All you really need to do is to look at the phrase as it will appear in the future, and it will not bother you so much in the present. I’m sure that you can come up with other examples where the “experts” or “scienticts” have been disolved out of some predictions, leaving “no one” in their place.

John F. Hultquist
March 29, 2011 10:15 pm

At 10:00 pm
I forgot to mention that being downwind from a facility that is sucking all or almost all of the CO2 out of the air would soon be a vegetative dead zone!

March 29, 2011 10:16 pm

Plants using sunlight to make something useful from CO2. Not the most original concept, but if they can make gasoline without subsidies, I’m all for it.

Sully
March 29, 2011 10:16 pm

Where are the vast ponds or algae and water filled solar collectors going to be located?

Aaron Schnelle
March 29, 2011 10:19 pm

50 years?

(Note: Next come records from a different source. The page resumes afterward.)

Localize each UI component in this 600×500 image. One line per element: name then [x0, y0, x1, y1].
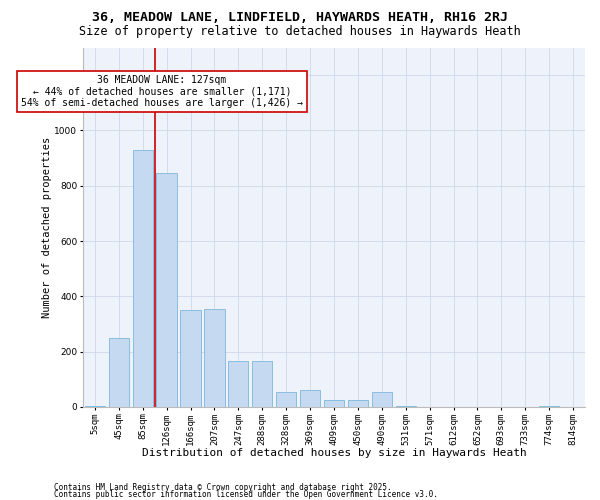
Bar: [539, 406, 559, 407]
Bar: [109, 338, 129, 407]
Bar: [85, 406, 105, 407]
Bar: [300, 390, 320, 407]
Bar: [324, 400, 344, 407]
Bar: [228, 362, 248, 407]
Text: 36 MEADOW LANE: 127sqm
← 44% of detached houses are smaller (1,171)
54% of semi-: 36 MEADOW LANE: 127sqm ← 44% of detached…: [21, 75, 303, 108]
Bar: [252, 362, 272, 407]
Bar: [133, 150, 153, 407]
Bar: [181, 310, 200, 407]
Y-axis label: Number of detached properties: Number of detached properties: [41, 136, 52, 318]
Bar: [395, 406, 416, 407]
Text: Size of property relative to detached houses in Haywards Heath: Size of property relative to detached ho…: [79, 25, 521, 38]
Text: 36, MEADOW LANE, LINDFIELD, HAYWARDS HEATH, RH16 2RJ: 36, MEADOW LANE, LINDFIELD, HAYWARDS HEA…: [92, 11, 508, 24]
Text: Contains public sector information licensed under the Open Government Licence v3: Contains public sector information licen…: [54, 490, 438, 499]
Bar: [371, 392, 392, 407]
Bar: [348, 400, 368, 407]
Bar: [276, 392, 296, 407]
X-axis label: Distribution of detached houses by size in Haywards Heath: Distribution of detached houses by size …: [142, 448, 526, 458]
Bar: [157, 174, 177, 407]
Text: Contains HM Land Registry data © Crown copyright and database right 2025.: Contains HM Land Registry data © Crown c…: [54, 483, 392, 492]
Bar: [204, 309, 224, 407]
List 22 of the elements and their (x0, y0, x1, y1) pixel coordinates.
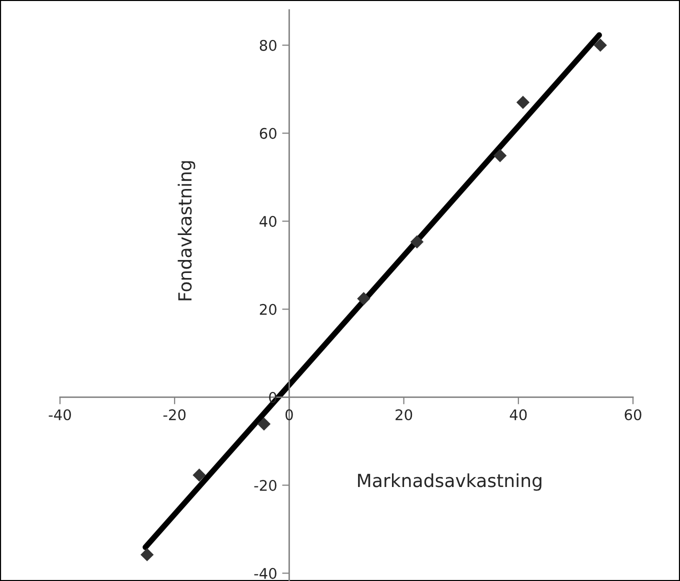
y-tick-label: 80 (260, 40, 276, 51)
point (192, 468, 206, 482)
y-tick-label: -40 (254, 568, 276, 579)
x-axis-title: Marknadsavkastning (358, 473, 542, 491)
point (410, 235, 424, 248)
point (594, 38, 607, 52)
x-tick-label: 40 (510, 409, 527, 420)
x-tick-label: -20 (163, 409, 186, 420)
y-tick-label: 0 (269, 392, 276, 403)
x-tick-label: 60 (624, 409, 642, 420)
point (257, 417, 271, 431)
y-tick-label: 60 (260, 128, 276, 139)
point (357, 292, 370, 306)
x-tick-label: 20 (396, 409, 412, 420)
point (516, 96, 530, 109)
y-axis-title: Fondavkastning (178, 161, 196, 300)
y-tick-label: -20 (254, 480, 276, 491)
point (493, 149, 507, 162)
y-tick-label: 40 (260, 216, 276, 227)
point (140, 548, 154, 562)
x-tick-label: -40 (48, 409, 71, 420)
y-tick-label: 20 (260, 304, 276, 315)
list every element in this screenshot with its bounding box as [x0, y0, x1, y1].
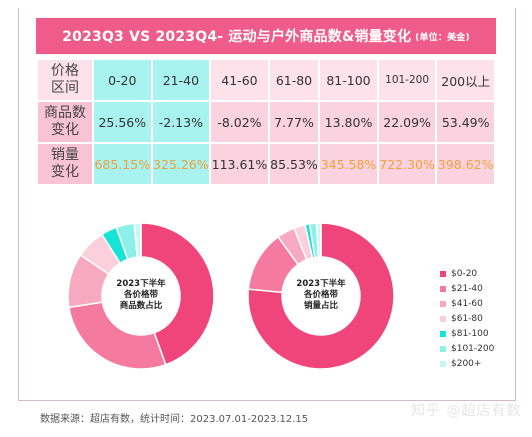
legend-label: $101-200	[451, 343, 495, 354]
data-source-footer: 数据来源：超店有数，统计时间：2023.07.01-2023.12.15	[40, 414, 309, 425]
legend-label: $61-80	[451, 313, 483, 324]
donut-center-label: 销量占比	[304, 300, 339, 311]
table-row-price-range: 价格 区间 0-20 21-40 41-60 61-80 81-100 101-…	[38, 60, 494, 100]
donut-slice	[315, 222, 322, 258]
legend-label: $21-40	[451, 283, 483, 294]
price-range-cell: 41-60	[211, 60, 268, 100]
price-range-cell: 101-200	[378, 60, 436, 100]
legend-swatch	[440, 345, 446, 352]
legend-item: $101-200	[440, 341, 494, 356]
price-range-table: 价格 区间 0-20 21-40 41-60 61-80 81-100 101-…	[36, 58, 496, 186]
price-range-cell: 200以上	[437, 60, 494, 100]
product-change-cell: 53.49%	[437, 102, 494, 142]
chart-title: 2023Q3 VS 2023Q4- 运动与户外商品数&销量变化 (单位：美金)	[36, 18, 496, 54]
row-header-product-change: 商品数 变化	[38, 102, 92, 142]
legend-item: $61-80	[440, 311, 494, 326]
legend-swatch	[440, 360, 446, 367]
chart-title-unit: (单位：美金)	[415, 32, 470, 43]
donut-slice	[68, 301, 167, 370]
table-row-product-change: 商品数 变化 25.56% -2.13% -8.02% 7.77% 13.80%…	[38, 102, 494, 142]
price-range-cell: 21-40	[152, 60, 210, 100]
table-row-sales-change: 销量 变化 685.15% 325.26% 113.61% 85.53% 345…	[38, 144, 494, 184]
product-change-cell: 22.09%	[378, 102, 436, 142]
legend-item: $81-100	[440, 326, 494, 341]
row-header-sales-change: 销量 变化	[38, 144, 92, 184]
sales-change-cell: 685.15%	[94, 144, 151, 184]
donut-center-label: 各价格带	[303, 289, 339, 300]
donut-center-label: 2023下半年	[116, 278, 166, 289]
legend-swatch	[440, 315, 446, 322]
price-range-cell: 61-80	[269, 60, 319, 100]
legend-swatch	[440, 285, 446, 292]
row-header-label: 销量 变化	[51, 147, 79, 180]
donut-center-label: 2023下半年	[296, 278, 346, 289]
legend-item: $41-60	[440, 296, 494, 311]
donut-slice	[247, 222, 395, 370]
donut-slice	[140, 222, 215, 366]
sales-change-cell: 85.53%	[269, 144, 319, 184]
legend-item: $200+	[440, 356, 494, 371]
product-change-cell: -2.13%	[152, 102, 210, 142]
donut-center-label: 商品数占比	[120, 300, 163, 311]
legend-swatch	[440, 330, 446, 337]
row-header-label: 价格 区间	[51, 63, 79, 96]
chart-legend: $0-20 $21-40 $41-60 $61-80 $81-100 $101-200 $2…	[440, 266, 494, 371]
chart-title-text: 2023Q3 VS 2023Q4- 运动与户外商品数&销量变化	[62, 29, 412, 45]
sales-change-cell: 722.30%	[378, 144, 436, 184]
legend-swatch	[440, 270, 446, 277]
sales-change-cell: 345.58%	[320, 144, 377, 184]
donut-slice	[133, 222, 142, 258]
donut-center-label: 各价格带	[123, 289, 159, 300]
legend-label: $41-60	[451, 298, 483, 309]
price-range-cell: 81-100	[320, 60, 377, 100]
sales-change-cell: 398.62%	[437, 144, 494, 184]
product-change-cell: -8.02%	[211, 102, 268, 142]
legend-label: $200+	[451, 358, 482, 369]
product-change-cell: 13.80%	[320, 102, 377, 142]
product-change-cell: 25.56%	[94, 102, 151, 142]
legend-label: $81-100	[451, 328, 489, 339]
sales-change-cell: 113.61%	[211, 144, 268, 184]
row-header-price-range: 价格 区间	[38, 60, 92, 100]
legend-item: $0-20	[440, 266, 494, 281]
legend-item: $21-40	[440, 281, 494, 296]
product-change-cell: 7.77%	[269, 102, 319, 142]
price-range-cell: 0-20	[94, 60, 151, 100]
sales-change-cell: 325.26%	[152, 144, 210, 184]
watermark: 知乎 @超店有数	[411, 403, 522, 419]
legend-label: $0-20	[451, 268, 478, 279]
legend-swatch	[440, 300, 446, 307]
row-header-label: 商品数 变化	[44, 105, 86, 138]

Experts? Do these people not have editors?

Eric
March 29, 2011 10:25 pm

You can get one of these that already works .. cost $10,000 2.2million would buy alot of them. Just sayin.

Brian Johnson uk
March 29, 2011 10:30 pm

Can it be any more expensive than the present madness of using food producing land for the production of very expensive so called Green Bio Fuels?